LH: Do you plan to do a feature. Something longer and bigger?

PH: It’s something that could happen, I don’t know. Right now I’m just finishing a series of films, so I’m not thinking about what’s going to happen next. I mean it’s always in the back of your mind, because it’s the features that get the air play… short films just don’t have as good a market but I don’t think it’s because people don’t want to see shorts. I think it’s the institutions that are trying to determine the market. But I’ve considered… I mean my films are getting longer. If I wanted to make the kind of feature film… I don’t know if I could do it in Canada. I know Peter Mettler tried to do it, and made a feature film called The Top of His Head which is fairly experimental. It’s still a lot more narrative than I would do, but it’s in that range. Canada is fairly closed minded regarding innovations in narrative.

LH:  Atom Egoyan is doing quite well with his alternative narrative films.

PH: Yes he is, he found the approval of Europe, and that’s the only reason why he’s making films. What bothers me is that all these co-ops here in Canada are all striving for these Atom Egoyan type films, but Atom Egoyan is the only one they’re going to let that happen to. It’s only going to be some exceptional cases. So what you get is these people, one year out of film school wanting to make their big feature, failing miserably, making a load of crap, and not learning about film. Atom Egoyan made a lot of short films before he made feature films, he dealt with the medium.

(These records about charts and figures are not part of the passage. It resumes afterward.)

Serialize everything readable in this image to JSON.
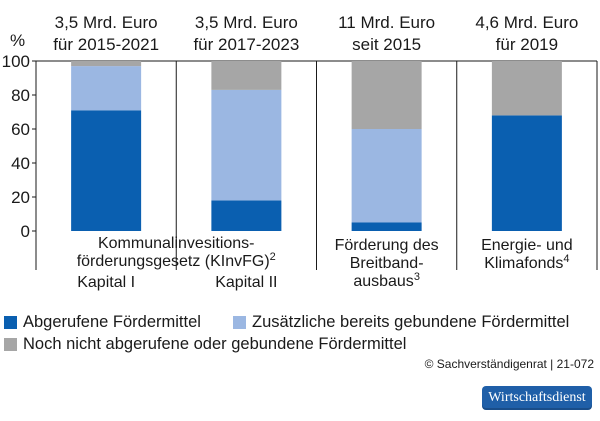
{
  "chart_data": {
    "type": "bar",
    "stacked": true,
    "ylabel": "%",
    "ylim": [
      0,
      100
    ],
    "yticks": [
      0,
      20,
      40,
      60,
      80,
      100
    ],
    "grid": false,
    "bars": [
      {
        "head_line1": "3,5 Mrd. Euro",
        "head_line2": "für 2015-2021",
        "label": "Kapital I"
      },
      {
        "head_line1": "3,5 Mrd. Euro",
        "head_line2": "für 2017-2023",
        "label": "Kapital II"
      },
      {
        "head_line1": "11 Mrd. Euro",
        "head_line2": "seit 2015",
        "label": ""
      },
      {
        "head_line1": "4,6 Mrd. Euro",
        "head_line2": "für 2019",
        "label": ""
      }
    ],
    "series": [
      {
        "name": "Abgerufene Fördermittel",
        "color": "#0a5fb0",
        "values": [
          71,
          18,
          5,
          68
        ]
      },
      {
        "name": "Zusätzliche bereits gebundene Fördermittel",
        "color": "#9bb7e2",
        "values": [
          26,
          65,
          55,
          0
        ]
      },
      {
        "name": "Noch nicht abgerufene oder gebundene Fördermittel",
        "color": "#a6a6a6",
        "values": [
          3,
          17,
          40,
          32
        ]
      }
    ],
    "group_labels": [
      {
        "lines": [
          "Kommunalinvesitions-",
          "förderungsgesetz (KInvFG)"
        ],
        "sup": "2"
      },
      {
        "lines": [
          "Förderung des",
          "Breitband-",
          "ausbaus"
        ],
        "sup": "3"
      },
      {
        "lines": [
          "Energie- und",
          "Klimafonds"
        ],
        "sup": "4"
      }
    ]
  },
  "legend": [
    {
      "label": "Abgerufene Fördermittel",
      "color": "#0a5fb0"
    },
    {
      "label": "Zusätzliche bereits gebundene Fördermittel",
      "color": "#9bb7e2"
    },
    {
      "label": "Noch nicht abgerufene oder gebundene Fördermittel",
      "color": "#a6a6a6"
    }
  ],
  "credit": "© Sachverständigenrat | 21-072",
  "brand": "Wirtschaftsdienst"
}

So it’s this whole thing, like “we’re going to make our feature,” I mean the whole Canadian film industry is based on that. And publications are the same, you just have to read Cinema Canada and you can see that them pulling for this kind of thing. So you don’t get people working in short film, and working out ideas, and working out their own story like Atom Egoyan did. That disturbs me, a lot.

LH: What about Greenaway?

PH: When Peter Greenaway made A Zed and Two Noughts, it was actually his first 35mm feature, because he did Draughtsman’s Contract on Super 16, and there’s a big difference between shooting on 16 and 35. I really saw him at the point where he was making the jump. PeterGreenaway was trained as an artist, a painter. He went to art school. That’s the reason why I wanted to see how he worked in feature films, and how he managed. Personally, I think on this shoot he wasn’t enjoying himself, and I would be walking around with my Bolex and shooting, which is a small 16mm camera, taking my time and making my own film, and he would come up to me and say Jesus, you know, I envy you. Because he had sixty people on the crew to satisfy and union rates, and things that he hadn’t really experienced much yet. But I think it’s the sheer will of putting his ideas on film that has made him successful. He’s very determined, and he found different places that would fund him and produce him. They have an interest in art not just in commercial film and I think that’s lacking in Canada.

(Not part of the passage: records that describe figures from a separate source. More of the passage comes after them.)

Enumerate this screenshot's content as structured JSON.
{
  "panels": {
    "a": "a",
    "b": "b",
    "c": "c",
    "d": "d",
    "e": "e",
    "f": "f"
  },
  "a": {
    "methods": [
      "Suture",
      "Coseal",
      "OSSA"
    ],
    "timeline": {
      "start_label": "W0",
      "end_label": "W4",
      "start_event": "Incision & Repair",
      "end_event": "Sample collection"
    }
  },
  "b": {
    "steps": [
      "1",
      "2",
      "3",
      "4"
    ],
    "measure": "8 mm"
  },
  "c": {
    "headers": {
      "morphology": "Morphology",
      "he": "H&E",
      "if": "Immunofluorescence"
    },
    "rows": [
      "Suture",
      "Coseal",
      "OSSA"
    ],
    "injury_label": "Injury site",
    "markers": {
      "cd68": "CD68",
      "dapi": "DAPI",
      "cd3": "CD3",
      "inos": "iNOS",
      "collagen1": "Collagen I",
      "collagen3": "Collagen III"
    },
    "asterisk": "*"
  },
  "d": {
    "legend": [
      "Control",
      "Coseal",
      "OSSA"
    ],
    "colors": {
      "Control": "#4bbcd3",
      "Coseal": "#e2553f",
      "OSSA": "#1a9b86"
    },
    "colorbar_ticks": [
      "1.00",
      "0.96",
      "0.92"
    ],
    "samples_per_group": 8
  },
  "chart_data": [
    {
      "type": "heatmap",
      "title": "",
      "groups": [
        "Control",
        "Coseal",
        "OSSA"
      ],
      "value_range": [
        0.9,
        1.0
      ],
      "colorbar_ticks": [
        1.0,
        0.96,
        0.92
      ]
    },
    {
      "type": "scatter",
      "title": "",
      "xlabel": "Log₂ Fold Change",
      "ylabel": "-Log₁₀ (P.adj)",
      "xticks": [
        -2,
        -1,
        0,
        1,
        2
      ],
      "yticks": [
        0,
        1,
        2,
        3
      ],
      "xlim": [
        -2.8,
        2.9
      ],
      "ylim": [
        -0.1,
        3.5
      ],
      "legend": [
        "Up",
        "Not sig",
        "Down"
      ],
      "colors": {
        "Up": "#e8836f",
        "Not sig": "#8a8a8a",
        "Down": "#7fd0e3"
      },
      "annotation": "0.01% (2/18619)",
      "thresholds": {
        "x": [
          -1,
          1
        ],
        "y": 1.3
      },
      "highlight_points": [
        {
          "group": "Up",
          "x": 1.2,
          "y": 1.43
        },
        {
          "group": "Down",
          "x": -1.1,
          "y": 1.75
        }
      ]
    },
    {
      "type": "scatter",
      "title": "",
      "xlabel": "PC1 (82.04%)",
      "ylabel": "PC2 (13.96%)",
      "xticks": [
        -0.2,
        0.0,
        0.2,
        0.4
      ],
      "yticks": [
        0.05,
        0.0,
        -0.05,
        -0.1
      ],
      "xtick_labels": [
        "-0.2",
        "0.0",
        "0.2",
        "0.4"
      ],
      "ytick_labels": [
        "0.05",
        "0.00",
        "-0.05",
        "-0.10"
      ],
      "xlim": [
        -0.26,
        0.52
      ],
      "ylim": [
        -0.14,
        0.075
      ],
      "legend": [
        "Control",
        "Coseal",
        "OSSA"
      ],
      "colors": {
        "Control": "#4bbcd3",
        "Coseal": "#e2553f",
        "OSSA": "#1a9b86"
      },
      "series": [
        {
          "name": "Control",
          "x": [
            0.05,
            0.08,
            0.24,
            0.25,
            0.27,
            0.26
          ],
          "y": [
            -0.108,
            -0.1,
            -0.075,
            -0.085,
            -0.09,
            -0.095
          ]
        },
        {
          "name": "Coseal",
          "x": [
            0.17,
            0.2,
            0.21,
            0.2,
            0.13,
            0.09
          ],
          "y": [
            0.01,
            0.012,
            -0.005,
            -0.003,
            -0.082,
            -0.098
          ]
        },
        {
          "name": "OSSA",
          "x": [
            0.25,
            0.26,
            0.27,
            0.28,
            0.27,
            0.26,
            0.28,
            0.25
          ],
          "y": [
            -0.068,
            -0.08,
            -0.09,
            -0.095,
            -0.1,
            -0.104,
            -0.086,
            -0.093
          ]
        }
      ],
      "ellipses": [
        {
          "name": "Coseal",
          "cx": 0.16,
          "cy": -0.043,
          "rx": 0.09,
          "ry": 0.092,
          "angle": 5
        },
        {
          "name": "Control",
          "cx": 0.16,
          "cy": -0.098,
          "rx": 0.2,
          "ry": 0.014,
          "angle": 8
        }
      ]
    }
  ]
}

LH: So how can good films get made?

MH: It’s a lot of things that we talked about already. I think that the co-ops are in a positive stage, but there’s so little money. If the National Film Board should put more of their relatively large budget towards supporting the independent filmmaking community. Everybody moves so cautiously in Canada, maybe that might be it.

LH: What about cable networks, video access and so on?

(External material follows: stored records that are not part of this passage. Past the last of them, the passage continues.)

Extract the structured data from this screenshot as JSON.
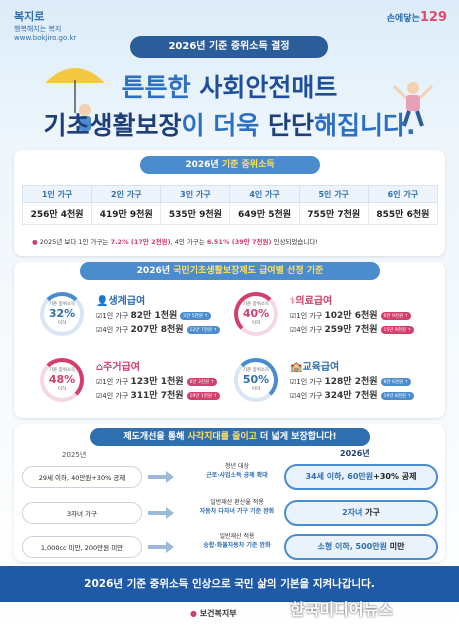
{
  "header": {
    "left_logo": "복지로",
    "left_logo_sub": "행복해지는 복지",
    "left_logo_url": "www.bokjiro.go.kr",
    "right_logo_text": "손에닿는",
    "right_logo_num": "129",
    "pill": "2026년 기준 중위소득 결정",
    "headline1_a": "튼튼한 ",
    "headline1_b": "사회안전매트",
    "headline2_a": "기초생활보장",
    "headline2_b": "이 더욱 ",
    "headline2_c": "단단",
    "headline2_d": "해집니다."
  },
  "income": {
    "pill_a": "2026년 ",
    "pill_b": "기준 중위소득",
    "headers": [
      "1인 가구",
      "2인 가구",
      "3인 가구",
      "4인 가구",
      "5인 가구",
      "6인 가구"
    ],
    "values": [
      "256만 4천원",
      "419만 9천원",
      "535만 9천원",
      "649만 5천원",
      "755만 7천원",
      "855만 6천원"
    ],
    "note_a": "2025년 보다 1인 가구는 ",
    "note_b": "7.2% (17만 2천원)",
    "note_c": ", 4인 가구는 ",
    "note_d": "6.51% (39만 7천원)",
    "note_e": " 인상되었습니다!"
  },
  "benefits": {
    "pill_a": "2026년 ",
    "pill_b": "국민기초생활보장제도 급여별 선정 기준",
    "ring_label": "기준 중위소득",
    "ring_sub": "이하",
    "items": [
      {
        "title": "생계급여",
        "pct": "32%",
        "l1": "1인 가구 ",
        "v1": "82만 1천원",
        "b1": "5만 5천원 ↑",
        "l2": "4인 가구 ",
        "v2": "207만 8천원",
        "b2": "12만 7천원 ↑"
      },
      {
        "title": "의료급여",
        "pct": "40%",
        "l1": "1인 가구 ",
        "v1": "102만 6천원",
        "b1": "6만 9천원 ↑",
        "l2": "4인 가구 ",
        "v2": "259만 7천원",
        "b2": "15만 9천원 ↑"
      },
      {
        "title": "주거급여",
        "pct": "48%",
        "l1": "1인 가구 ",
        "v1": "123만 1천원",
        "b1": "8만 3천원 ↑",
        "l2": "4인 가구 ",
        "v2": "311만 7천원",
        "b2": "19만 1천원 ↑"
      },
      {
        "title": "교육급여",
        "pct": "50%",
        "l1": "1인 가구 ",
        "v1": "128만 2천원",
        "b1": "8만 6천원 ↑",
        "l2": "4인 가구 ",
        "v2": "324만 7천원",
        "b2": "19만 8천원 ↑"
      }
    ]
  },
  "reform": {
    "pill_a": "제도개선을 통해 ",
    "pill_b": "사각지대를 줄이고",
    "pill_c": " 더 넓게 보장합니다!",
    "year_old": "2025년",
    "year_new": "2026년",
    "rows": [
      {
        "old": "29세 이하, 40만원+30% 공제",
        "mid1": "청년 대상",
        "mid2": "근로·사업소득 공제 확대",
        "new_a": "34세 이하, 60만원",
        "new_b": "+30% 공제"
      },
      {
        "old": "3자녀 가구",
        "mid1": "일반재산 환산율 적용",
        "mid2": "자동차 다자녀 가구 기준 완화",
        "new_a": "2자녀",
        "new_b": " 가구"
      },
      {
        "old": "1,000cc 미만, 200만원 미만",
        "mid1": "일반재산 적용",
        "mid2": "승합·화물자동차 기준 완화",
        "new_a": "소형 이하, 500만원",
        "new_b": " 미만"
      }
    ]
  },
  "footer": {
    "line": "2026년 기준 중위소득 인상으로 국민 삶의 기본을 지켜나갑니다.",
    "ministry": "보건복지부",
    "media": "한국미디어뉴스",
    "media_en": "KOREA MEDIA NEWS"
  },
  "colors": {
    "primary": "#2f6fb0",
    "navy": "#1d3f7a",
    "pink": "#d33e6a",
    "band": "#1f5aa6"
  }
}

PH: Things like that help, but with our American media alliance we don’t have a chance. Free trade means the lines are wide open for the American mass media machine, and I can’t see that things are going to get better. I’m sorry, but I can’t. I guess that some people think that now it’s all freer, so the cream’s going to rise to the top. I don’t believe that, because I think there’s so much mediocrity out there on the airwaves. We’re just going to get more of it. You just have to walk into the supermarkets to see how that’s working and how that’s affecting people. Maybe that’s a bit negative but I think people have to stand up for things like this kind of stuff, and some are. We’ve got a big fight ahead of us.